GTS250 @ 70.6 GB/s - Finding min and max

N [GB/s] [perc] [usec] test

1048576 74.47 105.49 % 56.3 Fail

2097152 79.00 111.90 % 106.2 Fail

4194304 82.50 116.85 % 203.4 Fail

8388608 89.82 127.22 % 373.6 Fail

16777216 91.57 129.70 % 732.9 Fail

33554432 92.99 131.71 % 1443.4 Fail

Non-base 2 tests!

N [GB/s] [perc] [usec] test

14680102 90.97 128.85 % 645.5 Fail

14680119 90.97 128.85 % 645.5 Fail

18875600 90.47 128.14 % 834.6 Fail

7434886 88.37 125.18 % 336.5 Fail

1501294 75.65 107.15 % 79.4 Fail

15052598 86.64 122.71 % 695.0 Fail

3135229 74.61 105.68 % 168.1 Fail

8422203 88.57 125.45 % 380.4 Fail

any clue why it fails? thank you.

zhu

The [font=“Courier New”]shared[/font] variables need to be declared as [font=“Courier New”]volatile[/font] on Fermi (and it doesn’t hurt pre-Fermi, as omitting the __syncthreads() without declaring the shared variables volatile was never really safe, it just happened to work due to the different architectures).

thanks, tera.
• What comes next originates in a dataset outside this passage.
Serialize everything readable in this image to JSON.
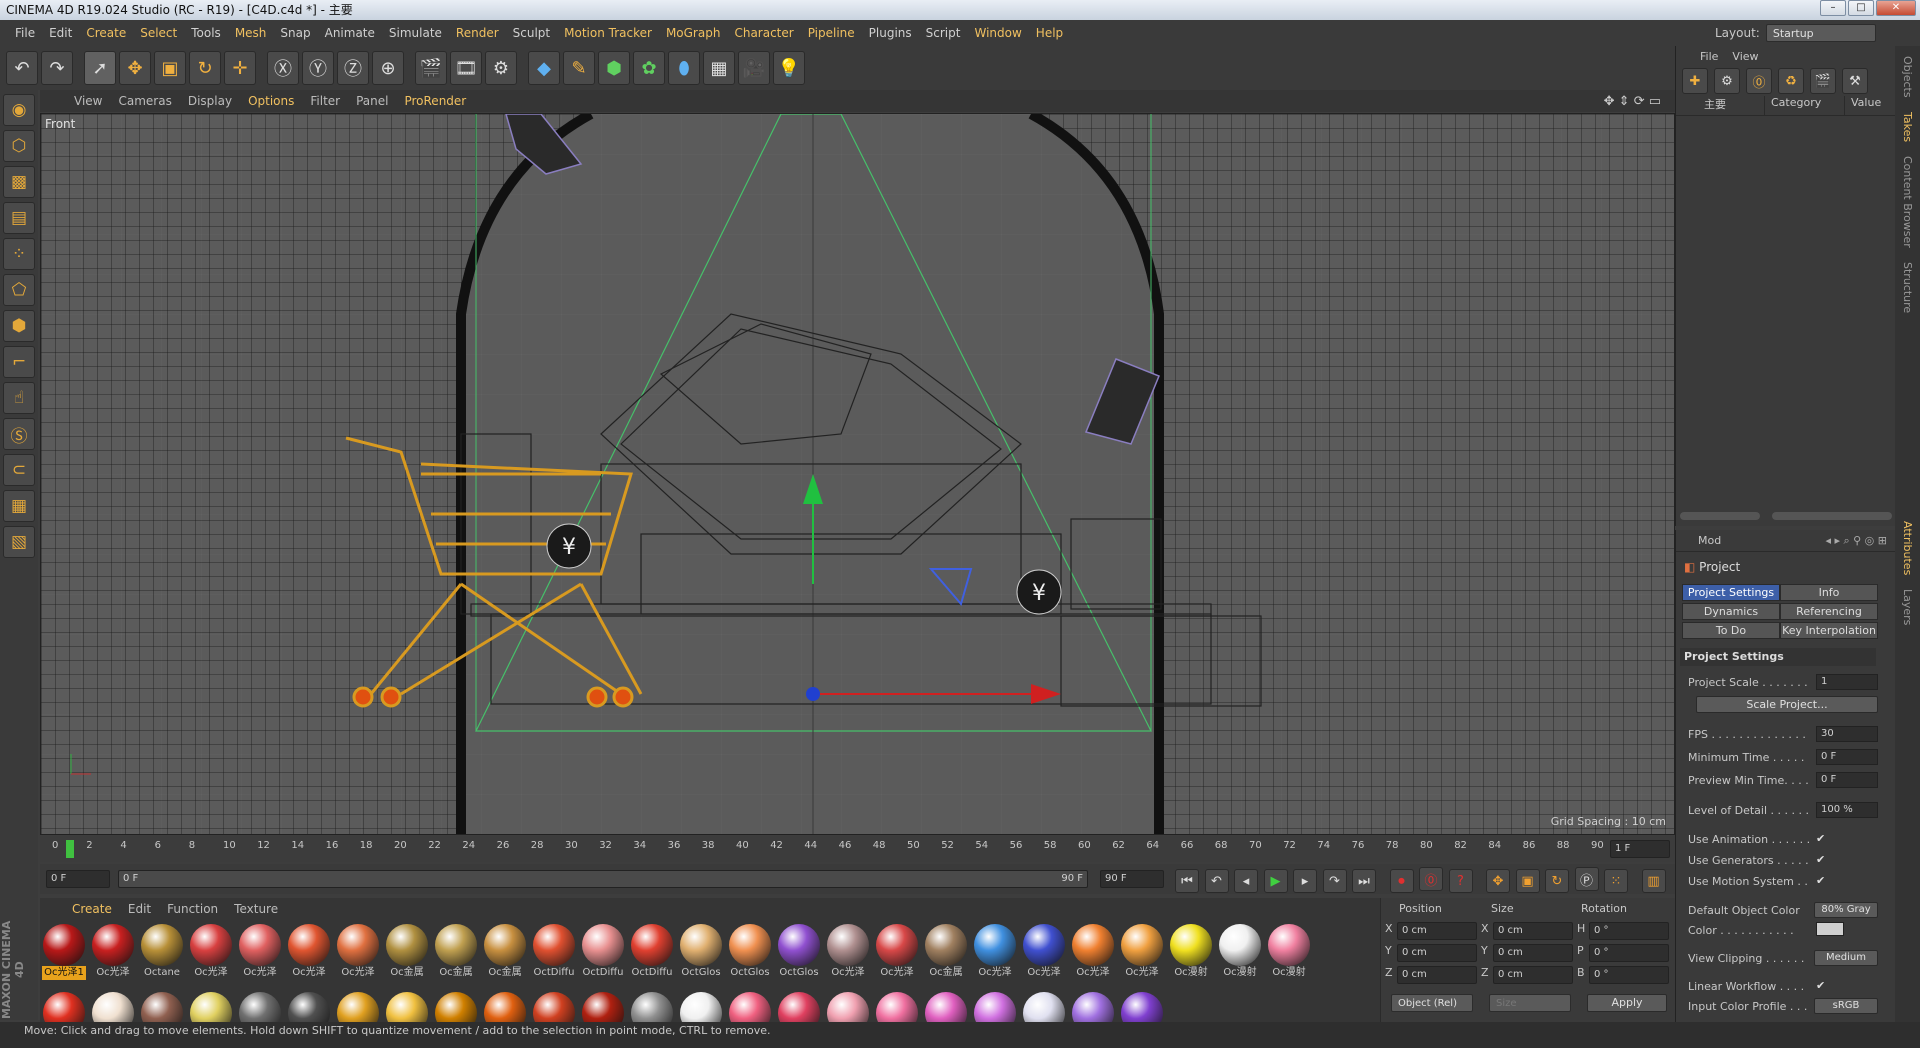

It works!

Ah, yes. I changed it in my code but forgot to update here on the forums. Many thanks to tera! :-)

EDIT: note also the hard coded numbers for “GTS250 @ 70.6 GB/s” - You would need to change that to whatever hardware u are using for the bandwidth utilization numbers to make any sense.

Looked at your previous code with index values and the index values don’t match. Any suggestions on what’s wrong here?

// fix indices only finding max with index stored in indices[0] and max in out[0]

	if(smem_max[0] == max)

	{

		indices[blockIdx.x] = max_index; // MAX

	}
//in the kernel call _dynamic with the offset values

	if(smem_max[0] == max)

	{

		if(max_index >= num_blocks) // from tail part

		{

			indices[0] = max_index;

		}

		else

		{

			int index = indices[max_index];

			indices[0] = index;

		}

	}

This code fails on the Nvidia K80 even with the volatile added. The GPU just finds 0 for max and min. It works on me laptop GPU (NVIDIA GeForce RTX 3050 Laptop GPU). I have no idea why?